Admittedly nobody actually buys the cheapest Sandero. Less than one per cent of Sanderos bought were the entry-level Access model, and you would think it’s even less now that it’s, er, no longer on sale. Nope, the entry-spec car is now the Essential model at £13,795, and the most you can spend on the Sandero is the £14,795 it takes to land the top-spec Expression edition.

That buys you all available tech, including cruise control, Apple CarPlay and Android Auto, keyless entry, climate control and a parking camera.

What about the Stepway version?

The Sandero Stepway is a bit more expensive. About a grand spec for spec versus the normal Sandero, with prices starting at £15,295 and rising to more than £17,000 for the pricier auto. The pseudo-crossover with 174mm extra ground clearance and a more rugged-looking body accounts for 60 per cent of Sandero sales in the UK.

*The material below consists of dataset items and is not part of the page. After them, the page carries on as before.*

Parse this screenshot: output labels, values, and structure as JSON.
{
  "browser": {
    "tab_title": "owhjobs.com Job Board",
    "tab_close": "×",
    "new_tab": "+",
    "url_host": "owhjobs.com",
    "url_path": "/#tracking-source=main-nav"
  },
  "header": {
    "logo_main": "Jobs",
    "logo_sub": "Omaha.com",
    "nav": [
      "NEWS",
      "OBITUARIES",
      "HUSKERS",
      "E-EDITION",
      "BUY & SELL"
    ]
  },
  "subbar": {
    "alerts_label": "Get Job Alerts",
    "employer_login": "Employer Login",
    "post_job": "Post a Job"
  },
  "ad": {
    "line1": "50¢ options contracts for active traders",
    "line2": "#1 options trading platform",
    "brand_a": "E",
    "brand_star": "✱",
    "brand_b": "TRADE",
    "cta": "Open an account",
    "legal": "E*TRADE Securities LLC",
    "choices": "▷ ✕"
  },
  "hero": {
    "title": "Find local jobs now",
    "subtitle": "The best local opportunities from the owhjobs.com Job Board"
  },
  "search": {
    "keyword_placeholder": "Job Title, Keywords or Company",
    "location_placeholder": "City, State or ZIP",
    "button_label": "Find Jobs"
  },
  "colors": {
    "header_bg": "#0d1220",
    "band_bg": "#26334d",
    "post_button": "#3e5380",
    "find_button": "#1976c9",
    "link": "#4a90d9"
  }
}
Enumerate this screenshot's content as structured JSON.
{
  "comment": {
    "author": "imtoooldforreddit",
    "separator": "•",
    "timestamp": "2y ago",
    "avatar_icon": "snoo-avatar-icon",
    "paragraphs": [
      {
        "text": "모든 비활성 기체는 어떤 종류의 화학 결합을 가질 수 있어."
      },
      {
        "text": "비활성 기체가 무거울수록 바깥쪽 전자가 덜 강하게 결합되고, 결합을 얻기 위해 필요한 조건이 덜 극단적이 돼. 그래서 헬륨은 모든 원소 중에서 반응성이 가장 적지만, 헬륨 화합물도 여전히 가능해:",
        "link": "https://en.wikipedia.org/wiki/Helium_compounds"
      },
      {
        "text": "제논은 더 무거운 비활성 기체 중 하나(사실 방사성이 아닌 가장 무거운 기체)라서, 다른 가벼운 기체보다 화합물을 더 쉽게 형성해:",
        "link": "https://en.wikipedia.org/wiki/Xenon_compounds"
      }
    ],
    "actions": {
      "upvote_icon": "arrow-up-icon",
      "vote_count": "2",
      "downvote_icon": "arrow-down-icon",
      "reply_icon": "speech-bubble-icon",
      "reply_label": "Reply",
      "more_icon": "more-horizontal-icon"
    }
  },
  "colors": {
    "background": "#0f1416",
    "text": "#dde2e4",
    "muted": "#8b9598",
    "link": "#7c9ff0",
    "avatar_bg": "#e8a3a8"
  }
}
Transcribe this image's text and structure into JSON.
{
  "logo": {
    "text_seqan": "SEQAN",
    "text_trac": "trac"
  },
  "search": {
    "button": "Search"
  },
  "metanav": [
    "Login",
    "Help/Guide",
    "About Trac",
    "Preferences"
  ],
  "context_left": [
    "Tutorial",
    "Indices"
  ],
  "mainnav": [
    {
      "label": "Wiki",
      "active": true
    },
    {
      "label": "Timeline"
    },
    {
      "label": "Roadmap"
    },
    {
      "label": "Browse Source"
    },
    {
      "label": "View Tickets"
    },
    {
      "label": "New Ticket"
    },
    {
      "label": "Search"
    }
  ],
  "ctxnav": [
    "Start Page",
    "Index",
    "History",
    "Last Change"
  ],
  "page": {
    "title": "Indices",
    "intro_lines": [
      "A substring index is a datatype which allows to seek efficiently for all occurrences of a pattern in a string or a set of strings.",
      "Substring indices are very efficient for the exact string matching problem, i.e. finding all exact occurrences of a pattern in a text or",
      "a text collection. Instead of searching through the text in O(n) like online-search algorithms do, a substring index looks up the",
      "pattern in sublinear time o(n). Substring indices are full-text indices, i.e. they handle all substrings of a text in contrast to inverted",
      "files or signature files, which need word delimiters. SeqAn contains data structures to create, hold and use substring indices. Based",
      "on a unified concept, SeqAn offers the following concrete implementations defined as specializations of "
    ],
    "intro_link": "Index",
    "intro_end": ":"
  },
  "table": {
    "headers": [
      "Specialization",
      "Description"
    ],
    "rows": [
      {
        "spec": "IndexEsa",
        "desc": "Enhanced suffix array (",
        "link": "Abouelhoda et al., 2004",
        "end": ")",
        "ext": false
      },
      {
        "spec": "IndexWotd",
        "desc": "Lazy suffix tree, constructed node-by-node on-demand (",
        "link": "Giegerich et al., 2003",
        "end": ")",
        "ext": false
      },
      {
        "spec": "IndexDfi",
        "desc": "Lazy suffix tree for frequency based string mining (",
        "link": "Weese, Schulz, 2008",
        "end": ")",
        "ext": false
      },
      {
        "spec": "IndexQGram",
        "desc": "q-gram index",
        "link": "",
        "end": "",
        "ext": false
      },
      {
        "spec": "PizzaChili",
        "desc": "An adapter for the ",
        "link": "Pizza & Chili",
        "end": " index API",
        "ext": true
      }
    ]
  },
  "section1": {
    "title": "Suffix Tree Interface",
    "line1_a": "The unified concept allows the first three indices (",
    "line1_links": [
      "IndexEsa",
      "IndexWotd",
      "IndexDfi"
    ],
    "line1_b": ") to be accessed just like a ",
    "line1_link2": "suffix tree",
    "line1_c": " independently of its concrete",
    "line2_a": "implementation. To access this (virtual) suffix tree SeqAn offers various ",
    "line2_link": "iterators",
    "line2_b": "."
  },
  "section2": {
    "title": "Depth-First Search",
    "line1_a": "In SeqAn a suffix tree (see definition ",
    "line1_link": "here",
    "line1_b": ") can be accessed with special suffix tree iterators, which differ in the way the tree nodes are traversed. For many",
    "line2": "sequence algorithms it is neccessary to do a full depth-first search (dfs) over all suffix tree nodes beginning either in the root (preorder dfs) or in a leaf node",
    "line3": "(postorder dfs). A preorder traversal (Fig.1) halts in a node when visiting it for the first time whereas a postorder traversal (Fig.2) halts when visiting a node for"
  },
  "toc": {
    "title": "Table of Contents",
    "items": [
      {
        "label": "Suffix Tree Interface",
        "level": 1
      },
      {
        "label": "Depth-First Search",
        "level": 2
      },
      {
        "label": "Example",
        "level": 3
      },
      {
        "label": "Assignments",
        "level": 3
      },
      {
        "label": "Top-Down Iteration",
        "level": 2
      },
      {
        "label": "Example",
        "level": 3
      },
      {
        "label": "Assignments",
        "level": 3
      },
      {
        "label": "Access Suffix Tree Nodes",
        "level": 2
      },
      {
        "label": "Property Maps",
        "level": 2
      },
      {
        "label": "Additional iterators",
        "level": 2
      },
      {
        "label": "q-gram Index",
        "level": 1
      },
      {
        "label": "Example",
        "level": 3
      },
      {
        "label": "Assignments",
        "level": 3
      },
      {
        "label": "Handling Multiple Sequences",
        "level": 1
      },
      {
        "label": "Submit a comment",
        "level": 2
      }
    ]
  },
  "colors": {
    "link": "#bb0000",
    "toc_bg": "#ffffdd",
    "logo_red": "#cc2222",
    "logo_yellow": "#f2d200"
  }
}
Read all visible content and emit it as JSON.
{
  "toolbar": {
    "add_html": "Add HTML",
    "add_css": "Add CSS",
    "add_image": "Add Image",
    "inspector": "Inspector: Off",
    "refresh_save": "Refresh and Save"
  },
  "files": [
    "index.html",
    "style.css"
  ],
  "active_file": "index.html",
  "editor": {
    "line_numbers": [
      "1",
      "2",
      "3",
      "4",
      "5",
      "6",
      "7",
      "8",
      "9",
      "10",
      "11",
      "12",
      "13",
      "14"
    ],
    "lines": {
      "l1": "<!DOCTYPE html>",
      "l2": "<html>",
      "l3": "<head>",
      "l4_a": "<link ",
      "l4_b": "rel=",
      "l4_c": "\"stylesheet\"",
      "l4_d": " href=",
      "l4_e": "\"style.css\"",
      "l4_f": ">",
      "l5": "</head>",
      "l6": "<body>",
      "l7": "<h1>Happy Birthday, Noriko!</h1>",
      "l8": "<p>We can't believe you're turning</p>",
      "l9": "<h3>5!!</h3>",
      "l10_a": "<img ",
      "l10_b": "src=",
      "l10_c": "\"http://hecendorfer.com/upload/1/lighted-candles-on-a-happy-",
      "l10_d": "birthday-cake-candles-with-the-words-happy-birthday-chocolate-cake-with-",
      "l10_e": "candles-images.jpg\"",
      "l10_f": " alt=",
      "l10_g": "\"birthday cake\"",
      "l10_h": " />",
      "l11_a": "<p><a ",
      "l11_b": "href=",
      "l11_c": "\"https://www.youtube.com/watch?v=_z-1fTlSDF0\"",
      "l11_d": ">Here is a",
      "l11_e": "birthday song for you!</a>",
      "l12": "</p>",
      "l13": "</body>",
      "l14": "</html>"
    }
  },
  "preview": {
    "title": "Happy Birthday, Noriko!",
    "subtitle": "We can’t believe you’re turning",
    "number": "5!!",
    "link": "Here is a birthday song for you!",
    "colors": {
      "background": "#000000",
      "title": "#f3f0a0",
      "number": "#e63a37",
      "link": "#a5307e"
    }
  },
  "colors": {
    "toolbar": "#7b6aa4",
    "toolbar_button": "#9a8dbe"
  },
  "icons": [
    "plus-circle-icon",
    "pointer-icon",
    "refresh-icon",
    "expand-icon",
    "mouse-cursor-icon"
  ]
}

In size terms the new Sandero is very similar to the old one. At 4,088mm long, 1,848mm wide and 1,499 tall it’s a bit bigger than a Ford Fiesta.

In June 2022 Dacia gave the car a little facelift. It was nothing more extensive than a new logo, paint options and grille design. Mechanically it’s unchanged.

Our choice from the range

What's the verdict?

Makes no promises it cannot keep, and absolutely nails the brief Dacia set for it: simple, spacious motoring for pennies on the pound. Now with added refinement

The Dacia Sandero is, and always has been, almost comically cheap. And it continues to be as global market forces put the car market through the wringer. It makes no promises it cannot keep, and absolutely nails the brief Dacia set for it: simple, spacious motoring for pennies on the pound. Supermini size and space for (often sub) city car money. This latest one is much improved over the old car, with a smarter design inside and out, loads of space, more modern tech and decent road manners.

It won’t bring a smile to your face in the same way a Ford Fiesta does, but that’s fine. It’s not a car for drivers and doesn’t claim to be. Comfy enough, and gets you where you need to go without fuss or fanfare. It’s boring, and that’s a compliment. If you don’t in the least bit care about cars, this is probably what you should buy. And if you do care about cars and choose to buy something else, just be happy cheap, simple cars like the Sandero still exist.

The Sandero has been the best-selling ‘retail’ car in Europe since 2017, with over two million finding homes since 2004. On the strength of the new one, it deserves to stay at the pointy end of the sales charts.